At a personal and organizational level, I have always helped people in the government with my contacts across the political and public leaderships in various countries. International relations being one of my areas of interest, I continue to work with many institutions and leaders in different countries and that will help promote India’s cause in those countries.

Q: There have been some issues of late at Ladakh between Indian forces and the Chinese forces. Will this fizzle out?

India-China relations are on a sound, yet different footing today under PM Modi and President Xi. India follows the policy of proactive diplomacy together with strong ground posturing. The strong ground posturing component sometimes invites face-off with the other side. But both countries know how to manage such situations and maintain peace and goodwill.

Q: The leadership of the WHO has decided to hold a review into its handling of the Covid-19 pandemic. Do you feel that this is owing to the pressure put forward by countries including India and, can this be considered against China?

Trying to reach the origin of the pandemic is very important because it helps make the search for vaccines easier. WHO’s decision should be seen in that light only; not as against any other country.

Q: China has succeeded in preventing the participation of Taiwan in the virtual World Health Assembly meet at Geneva citing One China policy. Will China have to revoke its position on International pressure at a later stage?

Taiwan had enjoyed observer status between 2009-2016 when a pro-China government was in power in Taipei. It was designated at that time as ‘Chinese Taipei’. The pro-freedom DPP party has come back to power in 2016 and continues even now. It doesn’t agree with the nomenclature of ‘Chinese Taipei’. That is the reason why the country is not attending WHO sessions as an observer.
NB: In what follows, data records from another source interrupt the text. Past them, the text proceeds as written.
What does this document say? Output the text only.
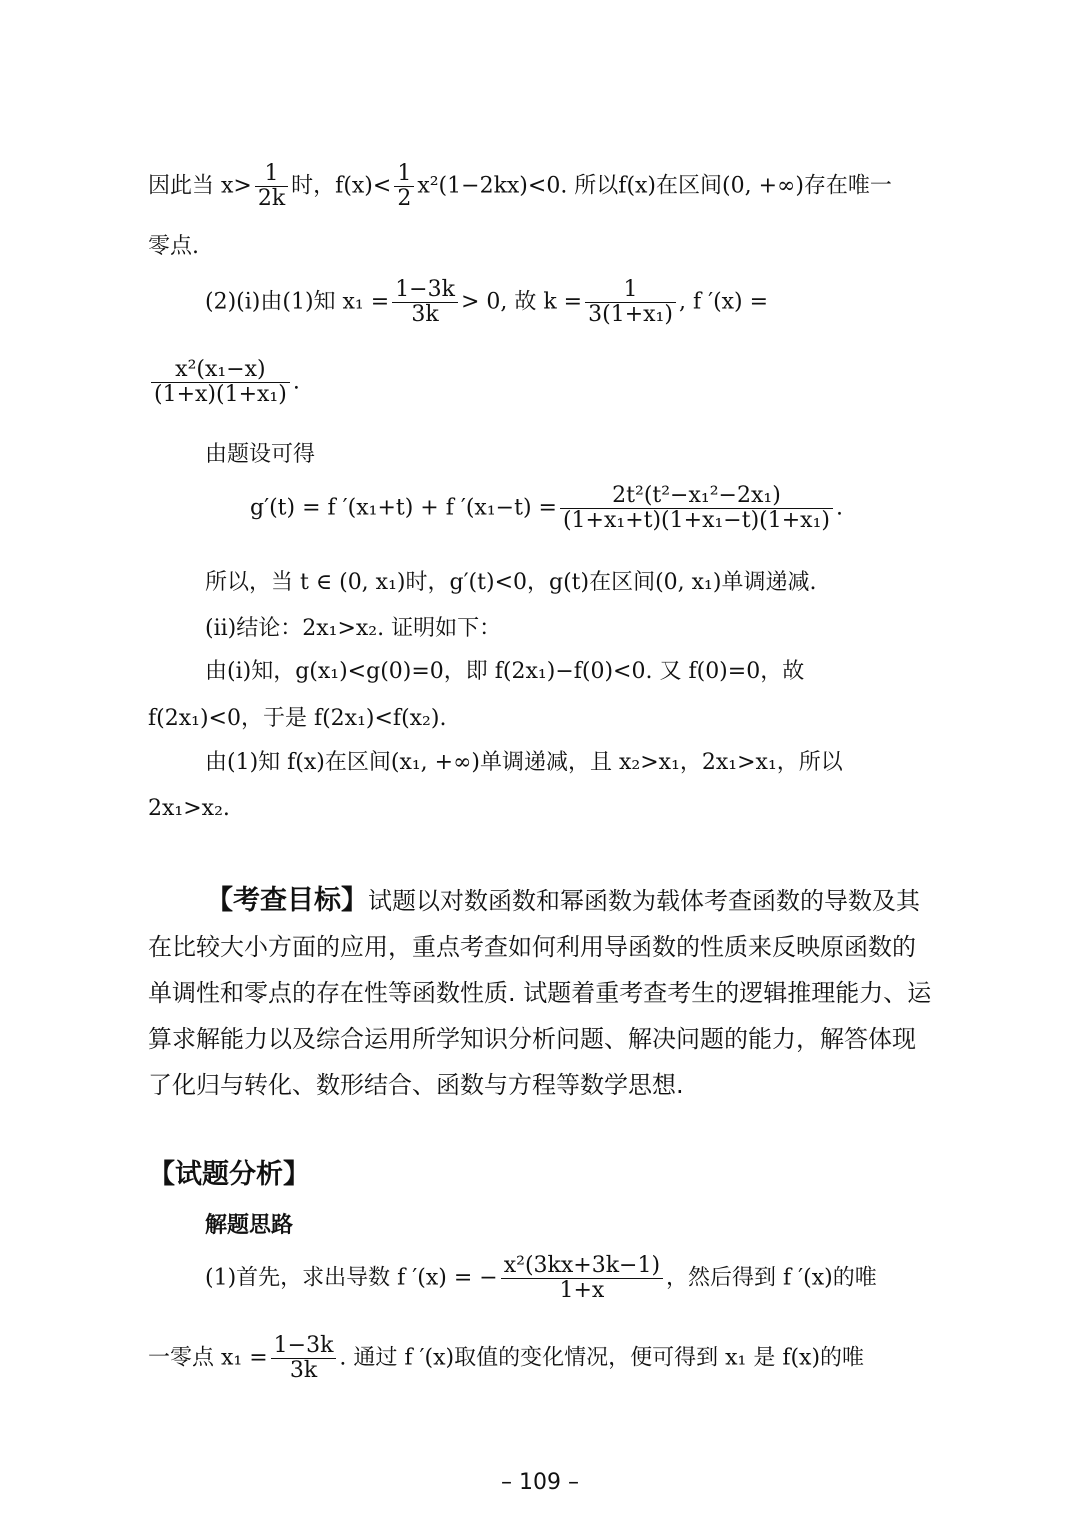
因此当 $x> \frac{1}{2k}$ 时，$f(x)< \frac{1}{2} x^2(1-2kx)<0$. 所以f(x)在区间(0, +∞)存在唯一
零点.
(2)(ⅰ)由(1)知 $x_1 = \frac{1-3k}{3k} > 0$, 故 $k = \frac{1}{\text{3(1+x₁)}}$ , f ′(x) =
$\frac{\text{x²(x₁−x)}}{\text{(1+x)(1+x₁)}}$ .
由题设可得
g′(t) = f ′(x₁+t) + f $'(x_1-t) = \frac{\text{2t²(t²−x₁²−2x₁)}}{\text{(1+x₁+t)(1+x₁−t)(1+x₁)}}$ .
所以，当 t ∈ (0, x₁)时，g′(t)<0，g(t)在区间(0, x₁)单调递减.
(ⅱ)结论：2x₁>x₂. 证明如下：
由(ⅰ)知，g(x₁)<g(0)=0，即 f(2x₁)−f(0)<0. 又 f(0)=0，故
f(2x₁)<0，于是 f(2x₁)<f(x₂).
由(1)知 f(x)在区间(x₁, +∞)单调递减，且 x₂>x₁，2x₁>x₁，所以
2x₁>x₂.
【考查目标】试题以对数函数和幂函数为载体考查函数的导数及其在比较大小方面的应用，重点考查如何利用导函数的性质来反映原函数的单调性和零点的存在性等函数性质. 试题着重考查考生的逻辑推理能力、运算求解能力以及综合运用所学知识分析问题、解决问题的能力，解答体现了化归与转化、数形结合、函数与方程等数学思想.
【试题分析】
解题思路
(1)首先，求出导数 f ′(x) = − $\frac{\text{x²(3kx+3k−1)}}{1+x}$ ，然后得到 f ′(x)的唯
一零点 $x_1 = \frac{1-3k}{3k}$ . 通过 f ′(x)取值的变化情况，便可得到 x₁ 是 f(x)的唯
– 109 –
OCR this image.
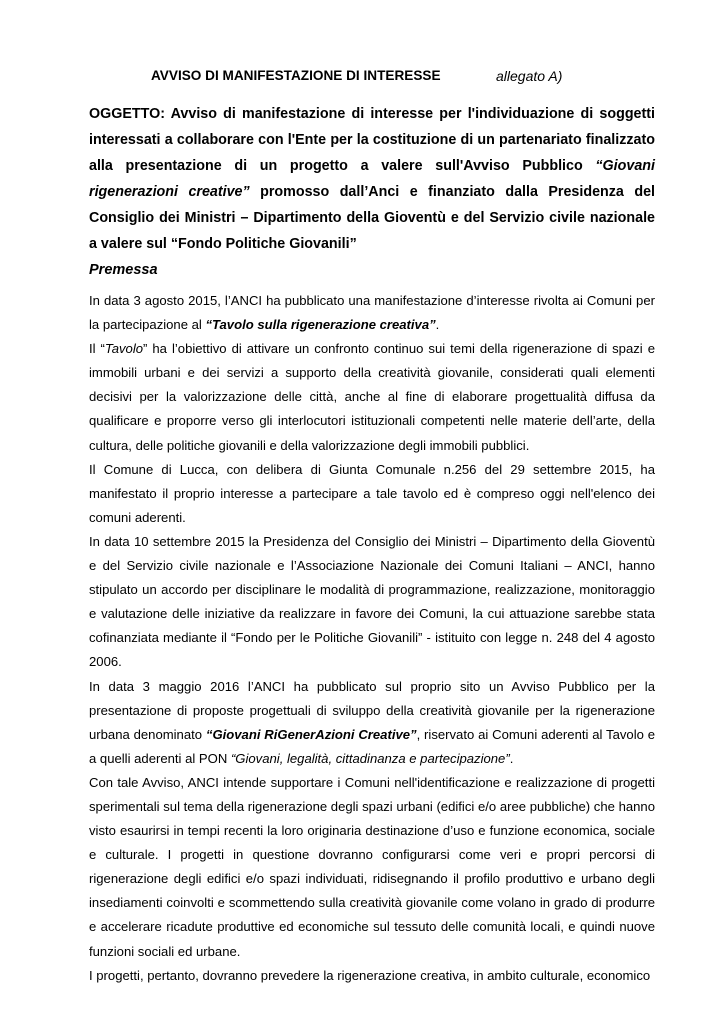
AVVISO DI MANIFESTAZIONE DI INTERESSE	allegato A)
OGGETTO: Avviso di manifestazione di interesse per l'individuazione di soggetti interessati a collaborare con l'Ente per la costituzione di un partenariato finalizzato alla presentazione di un progetto a valere sull'Avviso Pubblico “Giovani rigenerazioni creative” promosso dall’Anci e finanziato dalla Presidenza del Consiglio dei Ministri – Dipartimento della Gioventù e del Servizio civile nazionale a valere sul “Fondo Politiche Giovanili”
Premessa

In data 3 agosto 2015, l’ANCI ha pubblicato una manifestazione d’interesse rivolta ai Comuni per la partecipazione al “Tavolo sulla rigenerazione creativa”.

Il “Tavolo” ha l’obiettivo di attivare un confronto continuo sui temi della rigenerazione di spazi e immobili urbani e dei servizi a supporto della creatività giovanile, considerati quali elementi decisivi per la valorizzazione delle città, anche al fine di elaborare progettualità diffusa da qualificare e proporre verso gli interlocutori istituzionali competenti nelle materie dell’arte, della cultura, delle politiche giovanili e della valorizzazione degli immobili pubblici.

Il Comune di Lucca, con delibera di Giunta Comunale n.256 del 29 settembre 2015, ha manifestato il proprio interesse a partecipare a tale tavolo ed è compreso oggi nell'elenco dei comuni aderenti.

In data 10 settembre 2015 la Presidenza del Consiglio dei Ministri – Dipartimento della Gioventù e del Servizio civile nazionale e l’Associazione Nazionale dei Comuni Italiani – ANCI, hanno stipulato un accordo per disciplinare le modalità di programmazione, realizzazione, monitoraggio e valutazione delle iniziative da realizzare in favore dei Comuni, la cui attuazione sarebbe stata cofinanziata mediante il “Fondo per le Politiche Giovanili” - istituito con legge n. 248 del 4 agosto 2006.

In data 3 maggio 2016 l’ANCI ha pubblicato sul proprio sito un Avviso Pubblico per la presentazione di proposte progettuali di sviluppo della creatività giovanile per la rigenerazione urbana denominato “Giovani RiGenerAzioni Creative”, riservato ai Comuni aderenti al Tavolo e a quelli aderenti al PON “Giovani, legalità, cittadinanza e partecipazione”.

Con tale Avviso, ANCI intende supportare i Comuni nell'identificazione e realizzazione di progetti sperimentali sul tema della rigenerazione degli spazi urbani (edifici e/o aree pubbliche) che hanno visto esaurirsi in tempi recenti la loro originaria destinazione d’uso e funzione economica, sociale e culturale. I progetti in questione dovranno configurarsi come veri e propri percorsi di rigenerazione degli edifici e/o spazi individuati, ridisegnando il profilo produttivo e urbano degli insediamenti coinvolti e scommettendo sulla creatività giovanile come volano in grado di produrre e accelerare ricadute produttive ed economiche sul tessuto delle comunità locali, e quindi nuove funzioni sociali ed urbane.

I progetti, pertanto, dovranno prevedere la rigenerazione creativa, in ambito culturale, economico
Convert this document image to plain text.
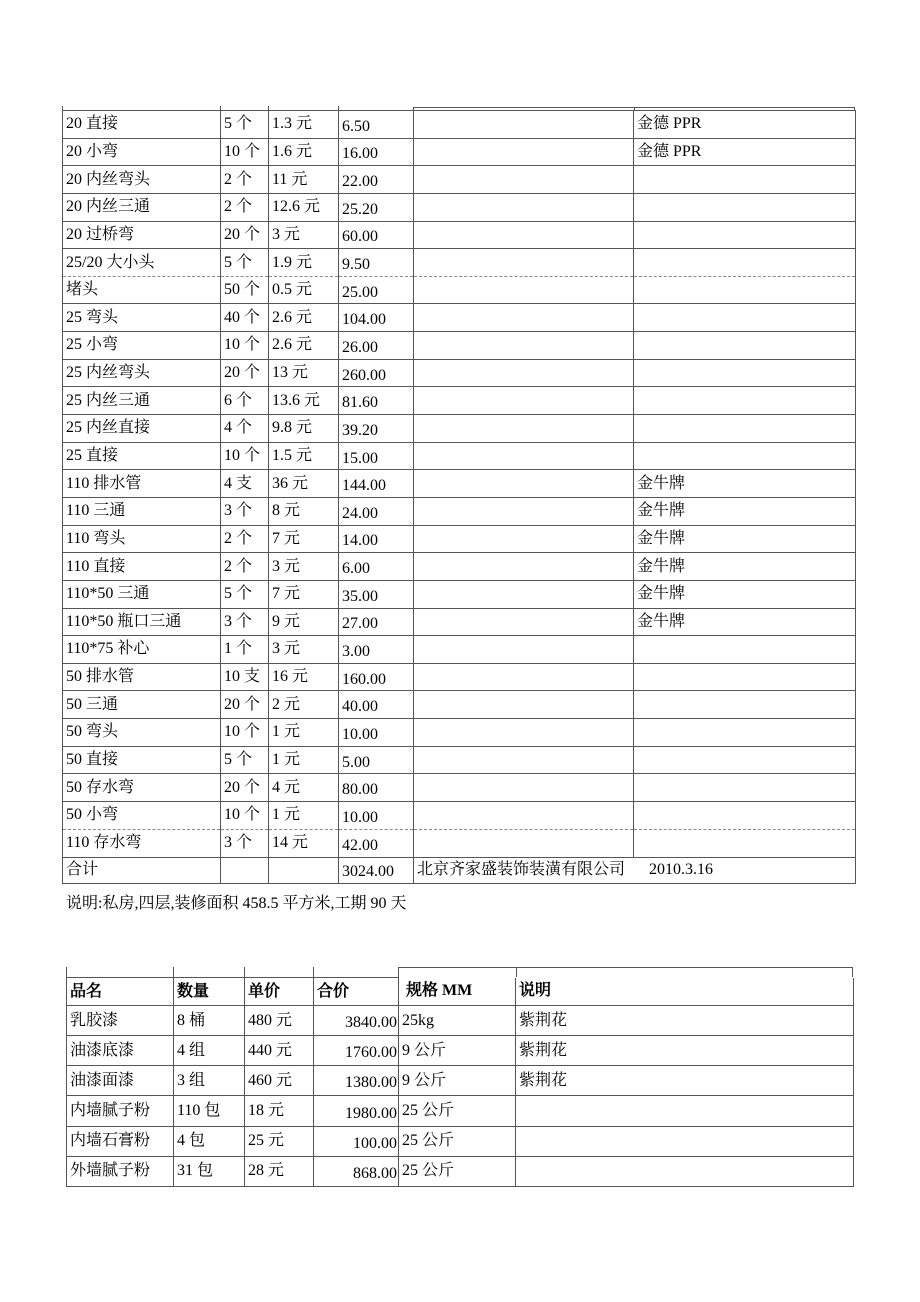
20 直接	5 个	1.3 元	6.50		金德 PPR
20 小弯	10 个	1.6 元	16.00		金德 PPR
20 内丝弯头	2 个	11 元	22.00		
20 内丝三通	2 个	12.6 元	25.20		
20 过桥弯	20 个	3 元	60.00		
25/20 大小头	5 个	1.9 元	9.50		
堵头	50 个	0.5 元	25.00		
25 弯头	40 个	2.6 元	104.00		
25 小弯	10 个	2.6 元	26.00		
25 内丝弯头	20 个	13 元	260.00		
25 内丝三通	6 个	13.6 元	81.60		
25 内丝直接	4 个	9.8 元	39.20		
25 直接	10 个	1.5 元	15.00		
110 排水管	4 支	36 元	144.00		金牛牌
110 三通	3 个	8 元	24.00		金牛牌
110 弯头	2 个	7 元	14.00		金牛牌
110 直接	2 个	3 元	6.00		金牛牌
110*50 三通	5 个	7 元	35.00		金牛牌
110*50 瓶口三通	3 个	9 元	27.00		金牛牌
110*75 补心	1 个	3 元	3.00		
50 排水管	10 支	16 元	160.00		
50 三通	20 个	2 元	40.00		
50 弯头	10 个	1 元	10.00		
50 直接	5 个	1 元	5.00		
50 存水弯	20 个	4 元	80.00		
50 小弯	10 个	1 元	10.00		
110 存水弯	3 个	14 元	42.00		
合计			3024.00	北京齐家盛装饰装潢有限公司 2010.3.16	
说明:私房,四层,装修面积 458.5 平方米,工期 90 天
品名	数量	单价	合价	规格 MM	说明
乳胶漆	8 桶	480 元	3840.00	25kg	紫荆花
油漆底漆	4 组	440 元	1760.00	9 公斤	紫荆花
油漆面漆	3 组	460 元	1380.00	9 公斤	紫荆花
内墙腻子粉	110 包	18 元	1980.00	25 公斤	
内墙石膏粉	4 包	25 元	100.00	25 公斤	
外墙腻子粉	31 包	28 元	868.00	25 公斤	
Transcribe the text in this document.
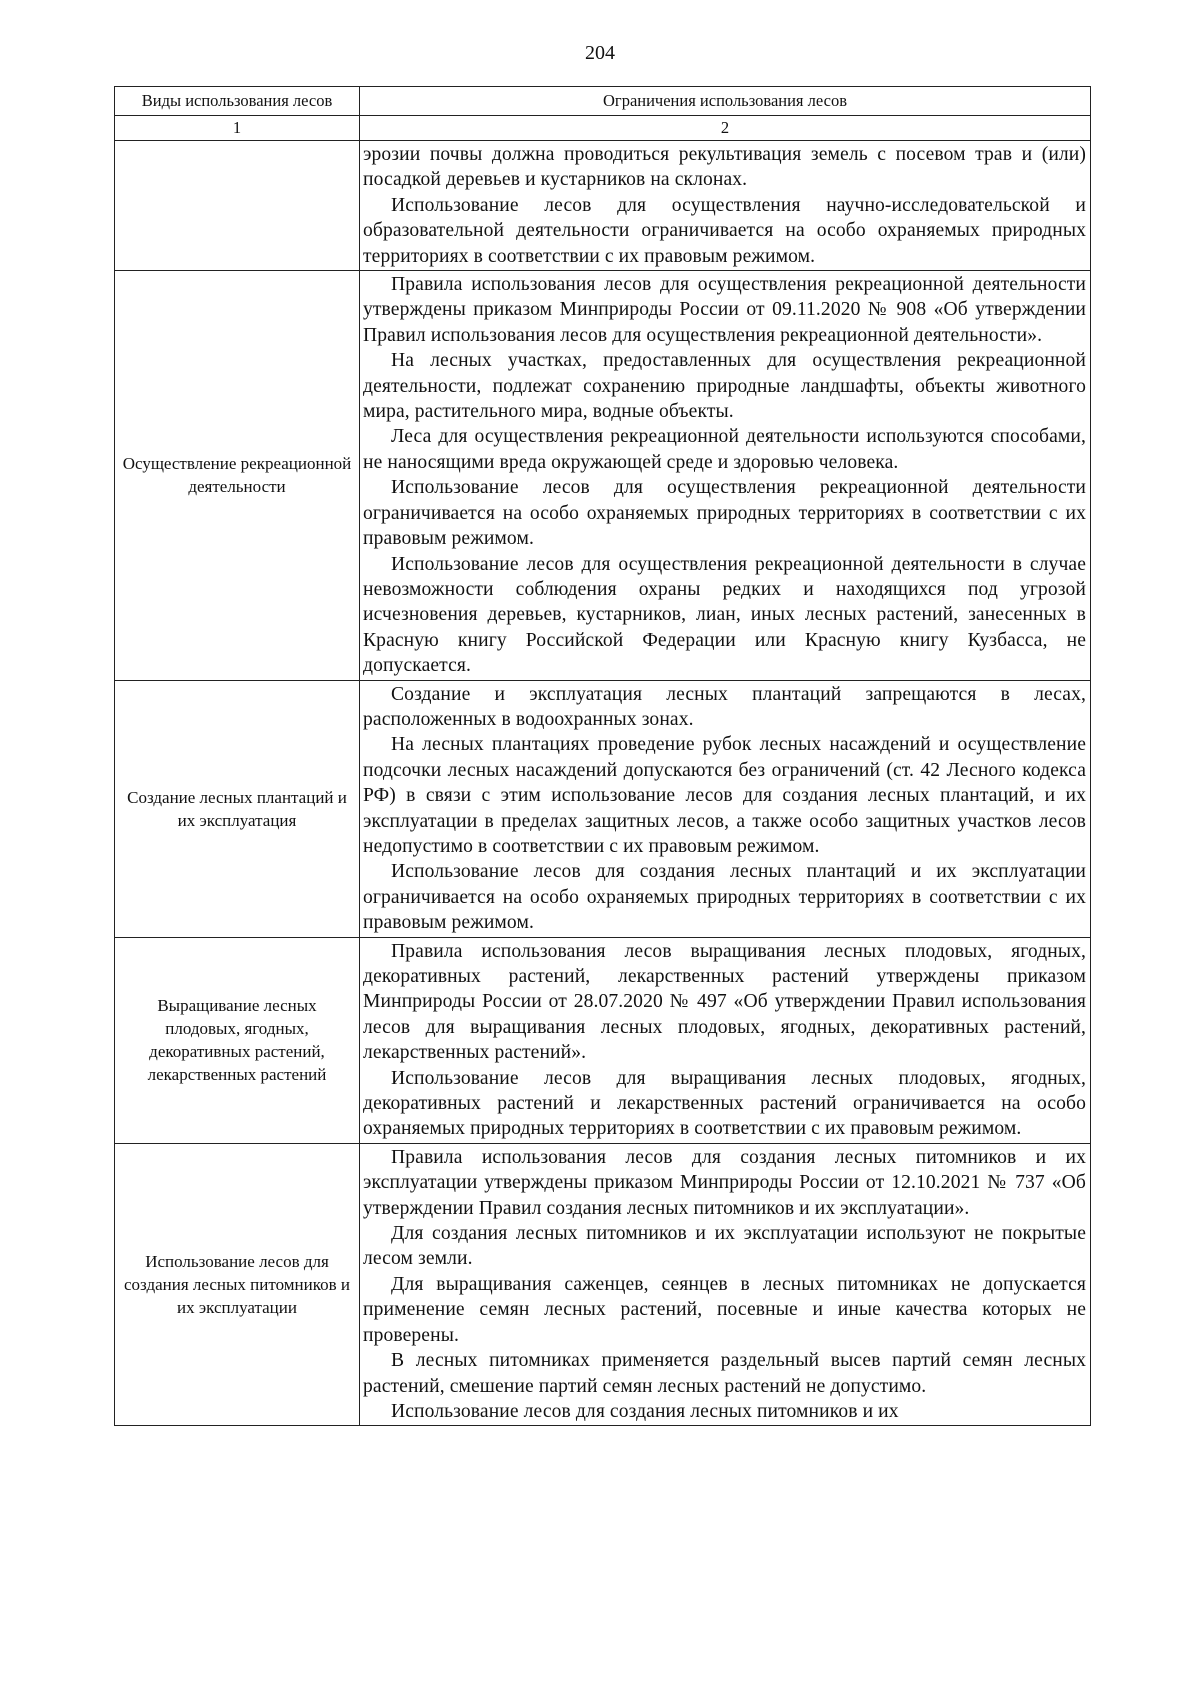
204
Виды использования лесов	Ограничения использования лесов
1	2

	эрозии почвы должна проводиться рекультивация земель с посевом трав и (или) посадкой деревьев и кустарников на склонах.

Использование лесов для осуществления научно-исследовательской и образовательной деятельности ограничивается на особо охраняемых природных территориях в соответствии с их правовым режимом.

Осуществление рекреационной деятельности	Правила использования лесов для осуществления рекреационной деятельности утверждены приказом Минприроды России от 09.11.2020 № 908 «Об утверждении Правил использования лесов для осуществления рекреационной деятельности».

На лесных участках, предоставленных для осуществления рекреационной деятельности, подлежат сохранению природные ландшафты, объекты животного мира, растительного мира, водные объекты.

Леса для осуществления рекреационной деятельности используются способами, не наносящими вреда окружающей среде и здоровью человека.

Использование лесов для осуществления рекреационной деятельности ограничивается на особо охраняемых природных территориях в соответствии с их правовым режимом.

Использование лесов для осуществления рекреационной деятельности в случае невозможности соблюдения охраны редких и находящихся под угрозой исчезновения деревьев, кустарников, лиан, иных лесных растений, занесенных в Красную книгу Российской Федерации или Красную книгу Кузбасса, не допускается.

Создание лесных плантаций и их эксплуатация	Создание и эксплуатация лесных плантаций запрещаются в лесах, расположенных в водоохранных зонах.

На лесных плантациях проведение рубок лесных насаждений и осуществление подсочки лесных насаждений допускаются без ограничений (ст. 42 Лесного кодекса РФ) в связи с этим использование лесов для создания лесных плантаций, и их эксплуатации в пределах защитных лесов, а также особо защитных участков лесов недопустимо в соответствии с их правовым режимом.

Использование лесов для создания лесных плантаций и их эксплуатации ограничивается на особо охраняемых природных территориях в соответствии с их правовым режимом.

Выращивание лесных плодовых, ягодных, декоративных растений, лекарственных растений	Правила использования лесов выращивания лесных плодовых, ягодных, декоративных растений, лекарственных растений утверждены приказом Минприроды России от 28.07.2020 № 497 «Об утверждении Правил использования лесов для выращивания лесных плодовых, ягодных, декоративных растений, лекарственных растений».

Использование лесов для выращивания лесных плодовых, ягодных, декоративных растений и лекарственных растений ограничивается на особо охраняемых природных территориях в соответствии с их правовым режимом.

Использование лесов для создания лесных питомников и их эксплуатации	Правила использования лесов для создания лесных питомников и их эксплуатации утверждены приказом Минприроды России от 12.10.2021 № 737 «Об утверждении Правил создания лесных питомников и их эксплуатации».

Для создания лесных питомников и их эксплуатации используют не покрытые лесом земли.

Для выращивания саженцев, сеянцев в лесных питомниках не допускается применение семян лесных растений, посевные и иные качества которых не проверены.

В лесных питомниках применяется раздельный высев партий семян лесных растений, смешение партий семян лесных растений не допустимо.

Использование лесов для создания лесных питомников и их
The US had tried to bring in Taiwan as an observer this year. However, the WHO Assembly did not take up the matter on its agenda. Since it was not on the agenda, India has no reason to comment about it.

Q: Do you feel that post-Covid, India will emerge as a major power? Our Prime Minister has called upon the states to provide facilities to MNCs relocating from China. Will big companies be coming to our country?

Post-Covid world order is going to be guided by a different agenda than the present one. Security, trade et al will take a back seat as countries in the post-pandemic world would turn inwards more. But there will be new agenda items like climate change, healthcare, frontier technologies like artificial intelligence and rule-based world order. In all these areas India is a natural leader. That will attract many companies to India. In that sense, India has to prepare for a greater role to play in the emerging new world order. That calls for India to manage its house internally well. Economy has to return to normalcy quickly and social cohesion and harmony have to be ensured.

Q: Will you be taking up more responsibilities in the party and government in the near future?

As an RSS Pracharak loaned to the party, my role is confined to party work. Whatever the party assigns me under the new president J P Nadda will be my work.

(The interview was conducted by Mr Arun Lakshman of The Kochi Post and was originally carried by The Kochi Post on May 27, 2020. Views expressed are personal.)